Aug 2, 2023

3D integration enables ultralow-noise isolator-free lasers in silicon photonics

Posted by in categories: computing, physics

Following the path of electronic integrated circuits (EICs), silicon (Si) photonics holds promises to enable photonic integrated circuits (PICs) with high densities, advanced functionality and portability. Although various Si photonics foundries are rapidly developing PIC capabilities—enabling volume production of modulators, photodetectors and most recently lasers—Si PICs have yet to achieve the stringent requirements on laser noise and overall system stability imposed by many applications such as microwave oscillators, atomic physics and precision metrology9,10,11. Semiconductor lasers must strongly suppress amplified-spontaneous-emission noise to achieve narrow linewidth for these applications12. They will also require isolation from the rest of the optical system, otherwise the laser source will be sensitive to back-reflections from downstream optical components that are beyond the control of the PIC designer13. In many integrated photonic solutions, a bulk optical isolator must be inserted between the laser chip and the rest of the system, significantly increasing the complexity, as well as the cost of assembly and packaging14.
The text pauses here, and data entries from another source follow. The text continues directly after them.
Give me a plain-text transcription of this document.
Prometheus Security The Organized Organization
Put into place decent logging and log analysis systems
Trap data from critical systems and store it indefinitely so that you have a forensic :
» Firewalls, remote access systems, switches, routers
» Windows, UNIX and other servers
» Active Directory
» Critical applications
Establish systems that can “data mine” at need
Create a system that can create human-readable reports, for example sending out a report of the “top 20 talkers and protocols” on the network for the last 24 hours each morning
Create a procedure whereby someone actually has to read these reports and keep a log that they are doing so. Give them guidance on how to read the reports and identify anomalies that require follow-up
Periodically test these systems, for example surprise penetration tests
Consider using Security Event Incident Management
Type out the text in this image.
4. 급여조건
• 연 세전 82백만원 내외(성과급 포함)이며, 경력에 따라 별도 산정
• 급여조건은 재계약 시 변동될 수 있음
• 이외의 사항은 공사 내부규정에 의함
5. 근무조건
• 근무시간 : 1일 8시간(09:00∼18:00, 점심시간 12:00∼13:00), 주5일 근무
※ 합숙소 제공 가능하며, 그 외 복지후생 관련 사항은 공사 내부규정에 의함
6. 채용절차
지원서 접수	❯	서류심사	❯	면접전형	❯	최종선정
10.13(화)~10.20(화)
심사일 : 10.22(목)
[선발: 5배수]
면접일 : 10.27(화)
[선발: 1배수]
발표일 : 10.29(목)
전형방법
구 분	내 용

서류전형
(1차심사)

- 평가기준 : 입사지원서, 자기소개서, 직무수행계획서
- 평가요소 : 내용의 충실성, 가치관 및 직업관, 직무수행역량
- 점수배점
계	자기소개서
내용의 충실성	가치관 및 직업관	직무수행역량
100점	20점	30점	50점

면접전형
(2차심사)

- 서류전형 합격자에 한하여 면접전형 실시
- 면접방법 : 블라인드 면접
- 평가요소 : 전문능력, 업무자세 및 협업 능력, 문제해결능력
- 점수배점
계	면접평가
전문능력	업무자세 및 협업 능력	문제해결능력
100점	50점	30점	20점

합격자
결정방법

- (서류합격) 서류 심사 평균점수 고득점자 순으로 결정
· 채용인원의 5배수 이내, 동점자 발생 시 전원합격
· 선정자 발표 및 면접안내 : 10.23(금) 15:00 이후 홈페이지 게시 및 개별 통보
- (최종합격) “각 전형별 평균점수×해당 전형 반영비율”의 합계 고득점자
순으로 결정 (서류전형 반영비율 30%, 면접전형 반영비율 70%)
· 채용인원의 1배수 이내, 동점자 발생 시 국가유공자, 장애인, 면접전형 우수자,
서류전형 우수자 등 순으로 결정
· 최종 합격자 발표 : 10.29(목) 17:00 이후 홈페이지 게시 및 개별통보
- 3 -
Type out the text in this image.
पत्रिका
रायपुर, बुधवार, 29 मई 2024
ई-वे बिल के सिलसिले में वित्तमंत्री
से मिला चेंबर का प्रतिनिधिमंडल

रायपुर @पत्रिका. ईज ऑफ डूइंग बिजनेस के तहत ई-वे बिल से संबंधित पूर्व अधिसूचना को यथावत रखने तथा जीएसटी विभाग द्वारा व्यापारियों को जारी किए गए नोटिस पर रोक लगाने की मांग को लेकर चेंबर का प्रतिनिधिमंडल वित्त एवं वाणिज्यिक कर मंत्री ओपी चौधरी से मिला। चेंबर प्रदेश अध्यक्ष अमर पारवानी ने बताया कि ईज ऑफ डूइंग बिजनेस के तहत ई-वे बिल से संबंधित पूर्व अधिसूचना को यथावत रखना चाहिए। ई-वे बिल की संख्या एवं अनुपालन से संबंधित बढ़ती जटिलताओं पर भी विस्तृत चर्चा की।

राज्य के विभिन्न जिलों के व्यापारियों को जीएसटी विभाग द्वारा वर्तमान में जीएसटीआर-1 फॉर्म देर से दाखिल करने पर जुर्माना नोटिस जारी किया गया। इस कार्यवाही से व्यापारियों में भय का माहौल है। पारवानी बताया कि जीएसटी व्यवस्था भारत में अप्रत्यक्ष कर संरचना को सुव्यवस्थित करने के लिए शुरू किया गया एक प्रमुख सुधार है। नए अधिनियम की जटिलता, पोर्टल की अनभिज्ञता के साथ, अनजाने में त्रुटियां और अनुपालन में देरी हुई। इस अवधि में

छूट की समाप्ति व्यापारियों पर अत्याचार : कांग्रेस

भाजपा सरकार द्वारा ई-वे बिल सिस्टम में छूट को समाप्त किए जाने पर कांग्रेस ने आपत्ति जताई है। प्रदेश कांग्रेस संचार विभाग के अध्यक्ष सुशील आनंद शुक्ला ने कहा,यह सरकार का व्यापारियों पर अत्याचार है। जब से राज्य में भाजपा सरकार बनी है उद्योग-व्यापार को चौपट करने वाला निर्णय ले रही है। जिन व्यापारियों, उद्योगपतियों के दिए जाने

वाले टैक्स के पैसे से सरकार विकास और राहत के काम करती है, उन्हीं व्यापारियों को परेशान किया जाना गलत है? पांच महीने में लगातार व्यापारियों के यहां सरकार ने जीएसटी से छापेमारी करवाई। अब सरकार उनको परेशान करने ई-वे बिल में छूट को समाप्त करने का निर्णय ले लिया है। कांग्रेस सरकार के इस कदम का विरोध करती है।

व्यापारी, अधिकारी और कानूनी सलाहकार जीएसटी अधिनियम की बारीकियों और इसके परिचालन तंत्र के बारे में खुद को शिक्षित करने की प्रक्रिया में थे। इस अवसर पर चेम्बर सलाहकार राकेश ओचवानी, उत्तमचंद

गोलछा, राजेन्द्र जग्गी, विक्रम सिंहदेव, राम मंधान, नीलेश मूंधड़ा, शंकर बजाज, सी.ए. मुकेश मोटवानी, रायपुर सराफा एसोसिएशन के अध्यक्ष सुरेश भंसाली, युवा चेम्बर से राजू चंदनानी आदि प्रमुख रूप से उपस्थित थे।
To enrich the capabilities of Si PICs and avoid multi-chip optical packaging, non-group-IV materials need to be heterogeneously integrated to enable crucial devices, including high-performance lasers, amplifiers and isolators15,16,17. It has now been widely acknowledged that group III–V materials are required to provide efficient optical gain for semiconductor lasers and amplifiers in Si photonics regardless of the integration architecture, but concerns still remain for a complementary metal–oxide–semiconductor (CMOS) fab to incorporate magnetic materials, which are currently used in industry-standard optical isolators18.

Fortunately, a synergistic path towards ultralow laser noise and low feedback sensitivity exists—using ultrahigh-quality-factor (Q) cavities for lasers that not only reduce the phase noise but also enhance the feedback tolerance to downstream links. These effects scale with the cavity Q and ultrahigh–Q cavities would thus endow integrated lasers with unprecedented coherence and stability19,20. The significance is twofold. First, the direct integration of ultralow-noise lasers on Si PICs without the need for optical isolators simplifies PIC fabrication and packaging. Furthermore, this approach does not introduce magnetic materials to a CMOS fab as isolators are not obligatory for such complete PICs.